# Particles near black holes

That cannot happen. Energy isn't like a liquid you can squeeze out of objects like water from a sponge.
I agree. Energy is in fact a source of gravity so if that was squeezed out then you’d also be squeezing out the gravity source as well.

This is similar to the quantum vacuum not being empty, it always has matter and energy in it even if you remove everything you can, as particles flitter in an out of existence due to the uncertainty principle and the relativity relation $$E^{2} = (mc^{2})^{2} + (pc)^{2}$$.
It’s a common misconception that the uncertainty principle allows for that. Most people/authors/physicists misread the so-called time-energy uncertainty principle. In fact it’s not really an uncertainty principle in the normal sense since it doesn’t give a relationship between two uncertainties since the delta t isn’t an uncertainty but a time interval. See http://home.comcast.net/~peter.m.brown/qm/time_energy_hup.htm

pmb said:
It’s a common misconception that the uncertainty principle allows for that. Most people/authors/physicists misread the so-called time-energy uncertainty principle.
Isn't it the usual reason given for virtual particles, where the delta t is the very short existence that is "allowed", and the delta E is explained as energy "borrowed from" the vacuum? I've also seen virtual particles explained as amplitudes of half-waves, so that there are no full-waves.

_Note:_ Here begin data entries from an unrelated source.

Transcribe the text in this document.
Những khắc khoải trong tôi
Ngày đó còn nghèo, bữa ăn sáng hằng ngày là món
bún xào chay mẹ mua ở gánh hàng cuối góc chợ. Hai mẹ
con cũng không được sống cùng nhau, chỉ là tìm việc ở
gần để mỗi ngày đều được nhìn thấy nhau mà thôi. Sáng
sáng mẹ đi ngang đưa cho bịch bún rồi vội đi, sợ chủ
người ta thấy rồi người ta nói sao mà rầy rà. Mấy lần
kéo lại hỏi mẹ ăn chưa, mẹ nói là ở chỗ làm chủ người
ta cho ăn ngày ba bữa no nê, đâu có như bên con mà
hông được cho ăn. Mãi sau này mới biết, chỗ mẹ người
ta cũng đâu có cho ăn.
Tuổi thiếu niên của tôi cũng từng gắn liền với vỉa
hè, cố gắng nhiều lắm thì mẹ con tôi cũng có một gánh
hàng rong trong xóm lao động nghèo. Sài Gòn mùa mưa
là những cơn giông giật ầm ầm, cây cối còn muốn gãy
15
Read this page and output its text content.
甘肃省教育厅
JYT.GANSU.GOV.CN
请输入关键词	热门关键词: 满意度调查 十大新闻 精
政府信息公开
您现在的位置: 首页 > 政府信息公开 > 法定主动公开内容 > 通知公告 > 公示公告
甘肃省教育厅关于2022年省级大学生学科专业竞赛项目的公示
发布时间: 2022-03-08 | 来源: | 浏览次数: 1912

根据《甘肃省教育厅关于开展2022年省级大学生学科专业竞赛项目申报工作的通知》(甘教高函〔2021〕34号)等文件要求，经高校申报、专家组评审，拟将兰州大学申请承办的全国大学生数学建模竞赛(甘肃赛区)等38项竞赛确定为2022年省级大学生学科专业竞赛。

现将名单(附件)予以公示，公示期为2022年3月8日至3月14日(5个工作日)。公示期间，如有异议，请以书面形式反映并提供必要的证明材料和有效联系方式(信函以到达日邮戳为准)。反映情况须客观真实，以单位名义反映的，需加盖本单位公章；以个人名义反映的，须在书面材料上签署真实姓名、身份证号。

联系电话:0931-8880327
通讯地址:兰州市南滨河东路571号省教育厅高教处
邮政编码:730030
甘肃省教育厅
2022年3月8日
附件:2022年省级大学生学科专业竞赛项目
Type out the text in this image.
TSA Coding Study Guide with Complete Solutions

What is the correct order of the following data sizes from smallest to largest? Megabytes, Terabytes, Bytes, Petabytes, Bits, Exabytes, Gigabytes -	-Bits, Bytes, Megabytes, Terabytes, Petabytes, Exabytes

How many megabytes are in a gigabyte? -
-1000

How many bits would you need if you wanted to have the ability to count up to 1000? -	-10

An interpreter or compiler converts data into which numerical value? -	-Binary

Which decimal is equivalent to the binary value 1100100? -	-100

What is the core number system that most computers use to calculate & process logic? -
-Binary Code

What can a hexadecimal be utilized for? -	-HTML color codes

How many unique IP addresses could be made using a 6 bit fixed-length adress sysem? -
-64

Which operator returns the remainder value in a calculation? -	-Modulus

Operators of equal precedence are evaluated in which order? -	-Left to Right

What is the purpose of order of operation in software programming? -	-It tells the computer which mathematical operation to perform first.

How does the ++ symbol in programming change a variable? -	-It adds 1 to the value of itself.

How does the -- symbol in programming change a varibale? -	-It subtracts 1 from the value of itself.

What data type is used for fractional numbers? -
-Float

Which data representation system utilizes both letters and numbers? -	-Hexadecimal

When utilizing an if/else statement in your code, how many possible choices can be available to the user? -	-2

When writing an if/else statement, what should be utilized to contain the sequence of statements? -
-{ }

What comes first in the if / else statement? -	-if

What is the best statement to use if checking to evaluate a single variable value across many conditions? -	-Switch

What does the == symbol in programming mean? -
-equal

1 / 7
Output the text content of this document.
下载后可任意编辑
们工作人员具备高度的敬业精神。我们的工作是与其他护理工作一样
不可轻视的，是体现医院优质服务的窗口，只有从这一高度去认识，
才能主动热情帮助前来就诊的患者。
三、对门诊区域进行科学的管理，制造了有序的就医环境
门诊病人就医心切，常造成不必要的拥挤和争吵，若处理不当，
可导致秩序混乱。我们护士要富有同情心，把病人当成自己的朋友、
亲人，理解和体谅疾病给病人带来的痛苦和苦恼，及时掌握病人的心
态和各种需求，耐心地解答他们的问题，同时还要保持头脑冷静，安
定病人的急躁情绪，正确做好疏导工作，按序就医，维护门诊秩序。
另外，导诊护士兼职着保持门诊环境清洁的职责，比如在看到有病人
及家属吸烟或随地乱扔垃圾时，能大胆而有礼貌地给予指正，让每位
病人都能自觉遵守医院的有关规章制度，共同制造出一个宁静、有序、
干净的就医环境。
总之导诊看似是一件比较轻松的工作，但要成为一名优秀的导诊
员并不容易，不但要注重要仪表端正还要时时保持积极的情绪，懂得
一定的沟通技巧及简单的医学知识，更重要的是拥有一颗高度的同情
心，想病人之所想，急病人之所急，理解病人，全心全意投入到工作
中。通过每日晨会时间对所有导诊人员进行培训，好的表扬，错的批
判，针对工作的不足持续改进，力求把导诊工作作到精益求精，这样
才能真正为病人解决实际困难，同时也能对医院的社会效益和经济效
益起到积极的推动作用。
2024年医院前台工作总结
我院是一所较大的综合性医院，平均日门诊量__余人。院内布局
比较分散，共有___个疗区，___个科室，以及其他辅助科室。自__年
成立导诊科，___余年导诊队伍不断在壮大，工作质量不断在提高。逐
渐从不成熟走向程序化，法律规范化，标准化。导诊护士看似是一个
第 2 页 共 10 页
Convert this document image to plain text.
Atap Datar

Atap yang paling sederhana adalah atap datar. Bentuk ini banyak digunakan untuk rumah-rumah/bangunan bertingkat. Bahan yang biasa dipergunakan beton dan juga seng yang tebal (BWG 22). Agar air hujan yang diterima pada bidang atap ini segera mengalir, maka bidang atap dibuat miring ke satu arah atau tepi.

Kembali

Isn't it the usual reason given for virtual particles, where the delta t is the very short existence that is "allowed", and the delta E is explained as energy "borrowed from" the vacuum? I've also seen virtual particles explained as amplitudes of half-waves, so that there are no full-waves.

Yes. It's a very popular reason. It also happens to be wrong. Griffiths explains this on page 51-52 in his text Introduction to Elementary Particles. It's too long to quote though buy he concludes
The uncertainty principle does not license violation of the conservation of energy (nor does any violation occur in this process; we shall see later how this comes about).

He comments regarding the time-energy uncertainty principle.
In general, when you hear a physicist invoke the uncertainty principle, keep a hand on your wallet.
Lol!!

I agree. Energy is in fact a source of gravity so if that was squeezed out then you’d also be squeezing out the gravity source as well.

It’s a common misconception that the uncertainty principle allows for that. Most people/authors/physicists misread the so-called time-energy uncertainty principle. In fact it’s not really an uncertainty principle in the normal sense since it doesn’t give a relationship between two uncertainties since the delta t isn’t an uncertainty but a time interval. See http://home.comcast.net/~peter.m.brown/qm/time_energy_hup.htm

I'm having trouble with the bolded part.

How can you not have an uncertainty in the time? You say it is a time interval, but you say $$\Delta t$$ is not an uncertainty. But what if you know $$\Delta E$$ to a high precision wouldn't that conclude an uncertainty in the time interval?

I know that $$\Delta E \Delta t$$ aren't true complementary observables, simply because time is not an observable.